Moreover, adoption of South's and Seal's construction of § 1466(a), under which repairs to their vessels could not under any circumstances have been dutiable in 1971, would impermissibly impute a useless act to Congress. That construction must therefore be viewed as unsound and rejected. See John B. Hewett Co. v. United States, 48 CCPA 24 (1960). If § 1466(a) would not have imposed duties at any time for repairs to any non-trading vessel, there would have been no need in 1971 for exemption and Congress' enactment of subsection (e) with its specific criteria must accordingly have been an unnecessary and thus a useless act. Hence adoption of that construction would require a total disregard of the court's function as described in Beaver Products Co. v. United States, 17 CCPA 434 (1930), accord, United States v. Corning Glass Works, 586 F.2d 822 (Cust. Pat. App. 1978), i.e., to harmonize statutory tariff provisions in such manner as to preserve each provision and to achieve the legislature's purpose.
South and Seal seek to extend the holdings in United States v. Western Operating Corp., 35 CCPA 71 (1947), and United States v. American Whaling Co., 38 CCPA 164 (1951), in which recognition was given to the special statutory treatment of whaling vessels under R.S. § 4339 (46 U.S.C. § 280). It was held that by virtue of that provision, whaling vessels were exempted from § 1466(a) regardless of documentation. Those decisions did no more than give effect to the express intent of Congress and cannot be read as precedent endorsing a general exemption for all non-trading vessels which hold documents entitling them to engage in foreign trade.
Finally, South and Seal say the Oceanographic Research Vessels Act (ORVA), 46 U.S.C. § 441-445, specifically § 443 (oceanographic research vessels not deemed engaged in trade), removes those vessels from the ambit of § 1466.
§ 443. Vessel not engaged in trade or commerce
An oceanographic research vessel shall not be deemed to be engaged in trade or commerce.

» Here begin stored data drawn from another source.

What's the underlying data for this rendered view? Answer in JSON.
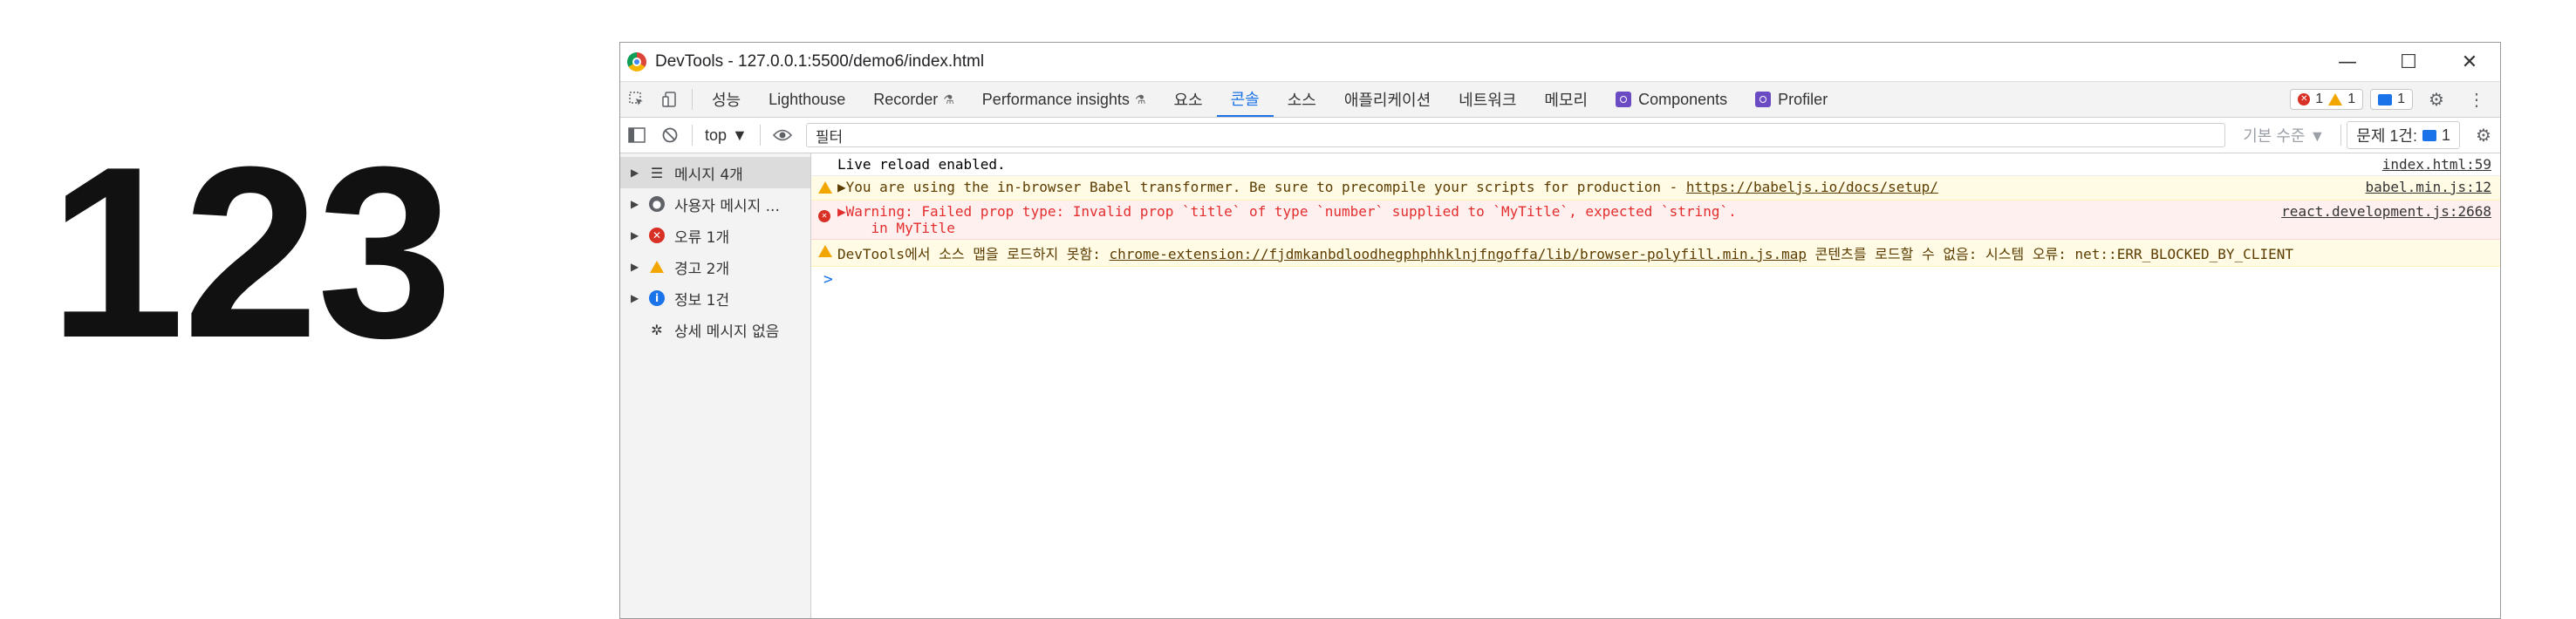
{
  "left_text": "123",
  "window": {
    "title": "DevTools - 127.0.0.1:5500/demo6/index.html",
    "controls": [
      "—",
      "☐",
      "✕"
    ]
  },
  "tabs": [
    {
      "label": "성능"
    },
    {
      "label": "Lighthouse"
    },
    {
      "label": "Recorder"
    },
    {
      "label": "Performance insights"
    },
    {
      "label": "요소"
    },
    {
      "label": "콘솔"
    },
    {
      "label": "소스"
    },
    {
      "label": "애플리케이션"
    },
    {
      "label": "네트워크"
    },
    {
      "label": "메모리"
    },
    {
      "label": "Components"
    },
    {
      "label": "Profiler"
    }
  ],
  "issue_counts": {
    "errors": "1",
    "warnings": "1",
    "messages": "1"
  },
  "console_toolbar": {
    "context": "top",
    "filter_placeholder": "필터",
    "levels": "기본 수준 ▼",
    "issues_label": "문제 1건:",
    "issues_count": "1"
  },
  "sidebar": {
    "items": [
      {
        "label": "메시지 4개"
      },
      {
        "label": "사용자 메시지 ..."
      },
      {
        "label": "오류 1개"
      },
      {
        "label": "경고 2개"
      },
      {
        "label": "정보 1건"
      },
      {
        "label": "상세 메시지 없음"
      }
    ]
  },
  "console": {
    "rows": [
      {
        "level": "log",
        "message": "Live reload enabled.",
        "source": "index.html:59"
      },
      {
        "level": "warn",
        "message": "You are using the in-browser Babel transformer. Be sure to precompile your scripts for production - ",
        "link": "https://babeljs.io/docs/setup/",
        "source": "babel.min.js:12"
      },
      {
        "level": "error",
        "message": "Warning: Failed prop type: Invalid prop `title` of type `number` supplied to `MyTitle`, expected `string`.",
        "message2": "    in MyTitle",
        "source": "react.development.js:2668"
      },
      {
        "level": "warn",
        "message_pre": "DevTools에서 소스 맵을 로드하지 못함: ",
        "link": "chrome-extension://fjdmkanbdloodhegphphhklnjfngoffa/lib/browser-polyfill.min.js.map",
        "message_post": " 콘텐츠를 로드할 수 없음: 시스템 오류: net::ERR_BLOCKED_BY_CLIENT"
      }
    ],
    "prompt": ">"
  },
  "colors": {
    "accent": "#1a73e8",
    "error": "#d93025",
    "warning": "#f2a600",
    "react_icon": "#6a4bc4"
  }
}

We disagree. Enacted to exempt research vessels from strict inspection and personnel protection laws mandated for commercial crews, ORVA relates to safety and personnel matters. It has been repeatedly held that statutes and regulations involving non-tariff matters, such as public safety, have no bearing upon statutes involving the assessment and imposition of duties. United States v. Mercantil Distribuidora, 43 CCPA 111 (1956); International Spring Mfg. Co. v. United States, 496 F. Supp. 279 (Cust.Ct. 1980), aff'd, 641 F.2d 875 (CCPA 1981); Pharmacia Laboratories v. United States, 609 F.2d 491, 493 (CCPA 1979). Further, the argument rests on the fallacy that § 1466(a) applies only to repairs of documented vessels actually engaged in trade. Lastly, because ORVA was enacted six years before the addition of subsection (e) to § 1466, the foregoing discussion of the effect of that addition on interpretation of § 1466(a) is equally applicable here, i.e., to hold that ORVA had exempted repairs to oceanographic vessels would be to render the later enactment of subsection (e) a useless act.
Because: (a) the statute provides for imposition of duties on repair of vessels documented to engage in foreign trade; (b) the vessels of South and Seal are so documented; (c) engagement or intended employment as non-trading vessels are considerations inapplicable to vessels so documented; (d) the vessels here involved do not meet the exemption criteria of § 1466(e); and (e) imposition of the present repair duties is consistent with the plain meaning of the statute and with its legislative history and purpose, the judgment appealed from must be and is affirmed.